In an article published in the journal Plos One, researchers addressed the escalating demand for high-quality Scope 3 emissions data by investors concerned about climate risks. Investigating major providers such as Bloomberg, Refinitiv Eikon, and Institutional Shareholder Services (ISS), they uncovered substantial data divergence, incomplete reporting of emissions categories, and challenges in predicting emissions accurately, highlighting the critical need for investor awareness and transparent data disclosure.
Scope 3 emissions, integral to comprehensive climate risk assessments, are often mired in complexity due to diverse reporting standards and the discretionary nature of firms in selecting categories for disclosure. The Greenhouse Gas (GHG) Protocol's Corporate Value Chain Accounting and Reporting Standard provides a foundational framework, delineating 15 distinct categories for Scope 3 emissions. However, the discretion granted to firms in category selection, coupled with potential trade-offs among principles like relevance, completeness, consistency, transparency, and accuracy, raises concerns about data accuracy and comparability.
Prior research underscores two primary issues: first, a pervasive lack of uniformity in Scope 3 disclosure, with larger emitters exhibiting a reluctance to report downstream emissions, and second, a tendency among firms to selectively disclose categories, leading to reporting inconsistency and potential underrepresentation of material emissions.
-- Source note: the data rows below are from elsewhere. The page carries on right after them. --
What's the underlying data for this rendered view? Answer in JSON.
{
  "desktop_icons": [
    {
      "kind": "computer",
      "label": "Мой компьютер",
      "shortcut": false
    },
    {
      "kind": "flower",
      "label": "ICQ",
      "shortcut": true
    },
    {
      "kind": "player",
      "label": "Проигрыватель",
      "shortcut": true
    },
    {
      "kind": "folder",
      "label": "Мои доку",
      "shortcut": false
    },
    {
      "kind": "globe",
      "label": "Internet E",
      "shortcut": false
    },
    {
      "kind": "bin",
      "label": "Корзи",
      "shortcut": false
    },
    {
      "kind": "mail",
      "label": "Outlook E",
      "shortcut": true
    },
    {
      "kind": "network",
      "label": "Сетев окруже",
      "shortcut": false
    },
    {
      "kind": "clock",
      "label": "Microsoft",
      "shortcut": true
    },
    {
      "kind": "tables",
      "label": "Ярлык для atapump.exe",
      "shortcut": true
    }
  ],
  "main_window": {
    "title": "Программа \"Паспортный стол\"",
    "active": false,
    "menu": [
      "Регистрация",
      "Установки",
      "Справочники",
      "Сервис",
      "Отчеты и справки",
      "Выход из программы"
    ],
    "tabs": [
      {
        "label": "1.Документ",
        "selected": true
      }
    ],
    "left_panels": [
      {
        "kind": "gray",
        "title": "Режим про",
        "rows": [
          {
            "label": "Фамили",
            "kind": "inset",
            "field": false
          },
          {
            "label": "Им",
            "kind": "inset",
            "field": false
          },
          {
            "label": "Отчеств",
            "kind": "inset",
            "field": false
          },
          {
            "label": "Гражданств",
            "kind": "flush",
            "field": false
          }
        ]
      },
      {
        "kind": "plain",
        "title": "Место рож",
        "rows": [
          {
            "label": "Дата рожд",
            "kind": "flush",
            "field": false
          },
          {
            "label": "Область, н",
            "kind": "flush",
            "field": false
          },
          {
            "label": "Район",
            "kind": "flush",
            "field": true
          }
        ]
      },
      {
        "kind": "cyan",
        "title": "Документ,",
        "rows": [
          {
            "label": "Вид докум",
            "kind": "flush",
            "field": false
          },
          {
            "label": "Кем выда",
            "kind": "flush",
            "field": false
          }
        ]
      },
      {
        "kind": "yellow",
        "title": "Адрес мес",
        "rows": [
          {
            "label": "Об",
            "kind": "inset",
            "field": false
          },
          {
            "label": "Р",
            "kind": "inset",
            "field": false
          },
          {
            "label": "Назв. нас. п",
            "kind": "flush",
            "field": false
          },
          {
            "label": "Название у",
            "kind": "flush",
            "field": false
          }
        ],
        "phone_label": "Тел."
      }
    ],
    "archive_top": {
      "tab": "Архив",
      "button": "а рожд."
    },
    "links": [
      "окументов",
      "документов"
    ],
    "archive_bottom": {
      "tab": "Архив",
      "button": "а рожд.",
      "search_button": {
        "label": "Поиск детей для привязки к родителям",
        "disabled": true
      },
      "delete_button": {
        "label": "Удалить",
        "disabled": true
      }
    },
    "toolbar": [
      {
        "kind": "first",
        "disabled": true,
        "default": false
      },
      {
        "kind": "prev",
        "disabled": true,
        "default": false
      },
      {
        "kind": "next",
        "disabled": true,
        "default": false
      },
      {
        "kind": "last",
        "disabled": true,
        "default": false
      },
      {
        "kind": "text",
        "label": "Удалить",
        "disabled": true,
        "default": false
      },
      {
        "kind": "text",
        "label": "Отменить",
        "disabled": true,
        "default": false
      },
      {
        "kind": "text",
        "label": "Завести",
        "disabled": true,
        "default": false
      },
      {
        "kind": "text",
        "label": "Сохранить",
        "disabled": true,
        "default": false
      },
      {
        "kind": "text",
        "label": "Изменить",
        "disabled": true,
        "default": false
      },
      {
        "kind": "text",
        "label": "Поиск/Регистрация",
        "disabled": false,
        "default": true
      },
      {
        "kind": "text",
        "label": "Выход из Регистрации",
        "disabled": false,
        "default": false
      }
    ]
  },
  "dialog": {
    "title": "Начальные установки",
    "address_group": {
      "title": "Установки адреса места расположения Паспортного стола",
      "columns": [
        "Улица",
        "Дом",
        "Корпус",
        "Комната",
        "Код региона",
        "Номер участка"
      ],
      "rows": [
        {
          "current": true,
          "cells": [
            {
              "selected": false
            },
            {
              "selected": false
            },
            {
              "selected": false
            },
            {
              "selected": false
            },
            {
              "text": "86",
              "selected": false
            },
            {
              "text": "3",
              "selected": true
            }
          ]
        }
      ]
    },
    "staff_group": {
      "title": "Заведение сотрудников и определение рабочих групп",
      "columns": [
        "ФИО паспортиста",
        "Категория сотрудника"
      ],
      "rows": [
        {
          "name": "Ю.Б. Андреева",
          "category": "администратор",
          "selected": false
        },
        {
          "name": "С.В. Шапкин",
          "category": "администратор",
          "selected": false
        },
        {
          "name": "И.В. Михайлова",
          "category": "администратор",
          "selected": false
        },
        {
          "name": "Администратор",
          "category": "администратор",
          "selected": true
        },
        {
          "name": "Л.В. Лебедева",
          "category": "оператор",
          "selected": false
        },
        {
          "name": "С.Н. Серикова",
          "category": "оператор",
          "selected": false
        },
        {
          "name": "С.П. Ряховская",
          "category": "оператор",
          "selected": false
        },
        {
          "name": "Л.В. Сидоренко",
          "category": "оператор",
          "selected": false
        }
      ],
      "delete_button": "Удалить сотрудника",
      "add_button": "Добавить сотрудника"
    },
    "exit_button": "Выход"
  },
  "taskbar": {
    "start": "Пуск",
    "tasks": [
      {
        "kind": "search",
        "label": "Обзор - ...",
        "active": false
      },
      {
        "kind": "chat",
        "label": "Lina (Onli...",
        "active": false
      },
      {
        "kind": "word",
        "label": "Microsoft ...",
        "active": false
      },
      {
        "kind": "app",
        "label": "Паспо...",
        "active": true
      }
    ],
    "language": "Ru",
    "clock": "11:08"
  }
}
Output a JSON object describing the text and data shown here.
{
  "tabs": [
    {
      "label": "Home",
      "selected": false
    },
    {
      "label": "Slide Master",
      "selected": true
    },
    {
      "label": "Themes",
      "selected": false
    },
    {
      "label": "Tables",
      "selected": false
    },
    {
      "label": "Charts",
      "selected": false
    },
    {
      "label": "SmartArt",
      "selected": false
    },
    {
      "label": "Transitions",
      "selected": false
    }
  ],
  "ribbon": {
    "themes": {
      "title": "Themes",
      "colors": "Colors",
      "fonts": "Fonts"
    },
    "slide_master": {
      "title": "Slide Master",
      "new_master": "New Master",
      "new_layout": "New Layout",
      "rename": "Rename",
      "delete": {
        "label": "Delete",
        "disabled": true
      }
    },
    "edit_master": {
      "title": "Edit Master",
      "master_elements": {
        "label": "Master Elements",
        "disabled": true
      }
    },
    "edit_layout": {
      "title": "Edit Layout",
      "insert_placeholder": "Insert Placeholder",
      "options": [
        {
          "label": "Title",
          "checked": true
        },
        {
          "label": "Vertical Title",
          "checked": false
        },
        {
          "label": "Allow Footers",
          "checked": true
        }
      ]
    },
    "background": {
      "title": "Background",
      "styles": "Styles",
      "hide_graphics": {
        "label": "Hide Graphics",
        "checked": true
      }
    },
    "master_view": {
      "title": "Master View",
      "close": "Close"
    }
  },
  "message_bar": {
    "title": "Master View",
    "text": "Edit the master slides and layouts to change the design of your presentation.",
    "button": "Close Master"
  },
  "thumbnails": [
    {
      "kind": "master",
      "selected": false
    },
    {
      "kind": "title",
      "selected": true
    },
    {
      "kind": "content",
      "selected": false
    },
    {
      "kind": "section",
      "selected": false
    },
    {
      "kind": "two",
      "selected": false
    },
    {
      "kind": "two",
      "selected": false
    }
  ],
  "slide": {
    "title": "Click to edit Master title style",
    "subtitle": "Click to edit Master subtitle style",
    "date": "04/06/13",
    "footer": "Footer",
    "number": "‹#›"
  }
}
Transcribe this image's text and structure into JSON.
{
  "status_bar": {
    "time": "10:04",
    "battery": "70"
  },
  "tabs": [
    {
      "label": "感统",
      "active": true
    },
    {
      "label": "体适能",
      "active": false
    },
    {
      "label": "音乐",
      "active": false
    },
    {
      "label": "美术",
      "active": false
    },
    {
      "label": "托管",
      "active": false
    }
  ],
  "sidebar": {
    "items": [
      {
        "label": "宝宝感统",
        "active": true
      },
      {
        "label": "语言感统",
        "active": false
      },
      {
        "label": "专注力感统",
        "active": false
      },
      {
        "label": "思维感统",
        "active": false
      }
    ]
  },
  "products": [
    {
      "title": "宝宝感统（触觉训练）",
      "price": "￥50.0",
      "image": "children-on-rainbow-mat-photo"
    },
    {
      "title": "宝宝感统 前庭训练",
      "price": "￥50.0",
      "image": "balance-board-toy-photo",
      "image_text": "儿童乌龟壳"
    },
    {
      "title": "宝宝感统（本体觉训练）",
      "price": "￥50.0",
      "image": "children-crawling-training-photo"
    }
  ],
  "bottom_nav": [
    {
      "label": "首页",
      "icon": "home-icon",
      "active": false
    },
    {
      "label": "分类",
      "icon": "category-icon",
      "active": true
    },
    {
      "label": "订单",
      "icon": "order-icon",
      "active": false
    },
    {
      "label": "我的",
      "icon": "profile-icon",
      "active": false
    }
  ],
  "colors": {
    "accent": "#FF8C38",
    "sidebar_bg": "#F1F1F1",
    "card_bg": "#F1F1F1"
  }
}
Furthermore, this paper identifies three sources of errors in Scope 3 reporting—boundary incompleteness, activity exclusion, and selection bias—complicating accurate emissions calculation and cross-firm comparisons.
Addressing the shortcomings in existing literature, the present paper employed a novel approach by scrutinizing third-party datasets from ISS, Refinitiv Eikon, and Bloomberg to uncover significant data divergence in reported Scope 3 emissions. By exploring the composition of emissions across distinct categories and leveraging machine-learning models for prediction accuracy, this study aimed to enhance understanding and transparency in Scope 3 emissions data quality. This comprehensive investigation sought to bridge gaps in the current discourse, shedding light on the complexities, discrepancies, and predictive challenges inherent in Scope 3 emissions reporting.
The study used a multifaceted approach to assess the quality of Scope 3 emissions data, emphasizing divergence, composition, and predictive accuracy through advanced statistical and machine learning techniques.
- Divergence Analysis: To address the first research question on data divergence, the study went beyond correlation analyses, introducing percentage error metrics for quantifying the degree of inconsistency across datasets. Utilizing aggregated Scope 3 emissions data from ISS, Refinitiv Eikon, and Bloomberg, the researchers calculated the trimmed mean absolute percentage error and the trimmed mean percentage error, offering insights into both the direction and magnitude of discrepancies. Furthermore, the research explored the impact of data divergence on emissions rankings, crucial for constructing low-carbon portfolios, by evaluating the proportion of observations within the same or adjacent ranking deciles across datasets.
- Composition Analysis: The second part of the analysis focused on the composition of Bloomberg's Scope 3 emissions. Assessing relevance and completeness, the study introduced carbon intensity as a measure, considering the contribution of each emissions category to the firm's overall Scope 3 emissions and the proportion of firms disclosing specific categories. The study highlighted the potential impact of an incomplete Scope 3 composition by imputing missing values based on peer group medians.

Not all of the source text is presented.